6) Do you believe that there is ever a point in life where it’s too late for an aspiring writer to become successful in this industry? Do you feel a late start would hinder their chances?
I certainly hope there’s not a point in life when it’s too late to become successful in this industry, as things are just now happening for me! From what I’ve seen from taking care of relatives, it’s too late when you are too far along with a debilitating disease or age and you can’t put in the work to pursue this career, unless some able-bodied person is willing to somehow help you. Other than that, your chances are as good as any, no matter when you start. Success will still depend on all the weird and wonderful things it always does, including timing and the timeliness of your material.

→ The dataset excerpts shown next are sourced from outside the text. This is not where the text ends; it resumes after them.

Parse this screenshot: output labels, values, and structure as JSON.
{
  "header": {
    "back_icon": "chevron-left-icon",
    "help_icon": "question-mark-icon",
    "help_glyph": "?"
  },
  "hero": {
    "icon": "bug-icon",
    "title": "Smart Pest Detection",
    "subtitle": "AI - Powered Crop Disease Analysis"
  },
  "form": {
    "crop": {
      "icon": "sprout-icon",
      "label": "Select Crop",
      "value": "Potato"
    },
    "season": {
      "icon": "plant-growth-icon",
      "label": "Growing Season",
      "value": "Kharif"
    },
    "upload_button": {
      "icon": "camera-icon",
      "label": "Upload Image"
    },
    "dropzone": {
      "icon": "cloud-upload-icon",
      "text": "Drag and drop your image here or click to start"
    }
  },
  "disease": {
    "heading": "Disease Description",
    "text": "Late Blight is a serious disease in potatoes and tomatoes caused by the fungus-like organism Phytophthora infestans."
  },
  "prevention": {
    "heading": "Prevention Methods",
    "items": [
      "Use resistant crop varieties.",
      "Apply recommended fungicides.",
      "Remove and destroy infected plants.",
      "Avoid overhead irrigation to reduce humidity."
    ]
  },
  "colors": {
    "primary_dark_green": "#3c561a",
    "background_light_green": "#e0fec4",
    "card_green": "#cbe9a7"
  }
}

7) What’s the first book you ever read that really touched you emotionally and moved you? What’s the first book you read that made you know that you could do this for a career? What book are you currently reading?
Wow, I think the first book I ever read that emotionally moved me was “Where the Wild Things Are.” The first book I read that made me know I could do this for a career was “Great Expectations” by Charles Dickens, because we learned in school that his writings called attention to the conditions of peoples’ lives, and actually changed laws.
Currently, I am reading — I should actually say listening to — The Pickwick Papers by Charles Dickens.
8) So many writers say that they hate reading their own work? Do you ever just sit down and curl up with your own book?
I don’t hate reading my own work, but I have to admit that by the time I have worked and reworked it, then done readings and promotions, I don’t look at it much. However, I give it a good read when it is first published before it goes out!
9) What are your thoughts about how the publishing industry is drastically changing? Are you more of an e-book person or a traditional book person?
I have so many thoughts about the drastically-changing publishing industry, but mostly it’s a good thing. Many different people are getting their voices heard without being ignored or diminished by the past usual gatekeepers. I also think that different types of stories and writing forms need different formats and platforms. Some things are meant to be done in a certain way.
Personally, I still like books, but I have read an e-book or two, particularly on business topics, and I just admitted that I’m listening to a novel now, but mostly because I have to multitask so much lately.
10) I feel like so many of us writers, us artists in general, are made to conform to other people’s idea of what we should be. I think we creative types should be unafraid to be whoever it is that we feel we have the right to be. So what is your write 2 be? What unique quality is there about you, about your art, that you feel represents your authenticity?
I think mywrite2be has been to bring up and write about topics that I see missing in in the world. I like being able to say “yes, there is something about that” when someone out there repeats the same old same old about “something has to be done” about this or that. I like moving stagnant conversations forward.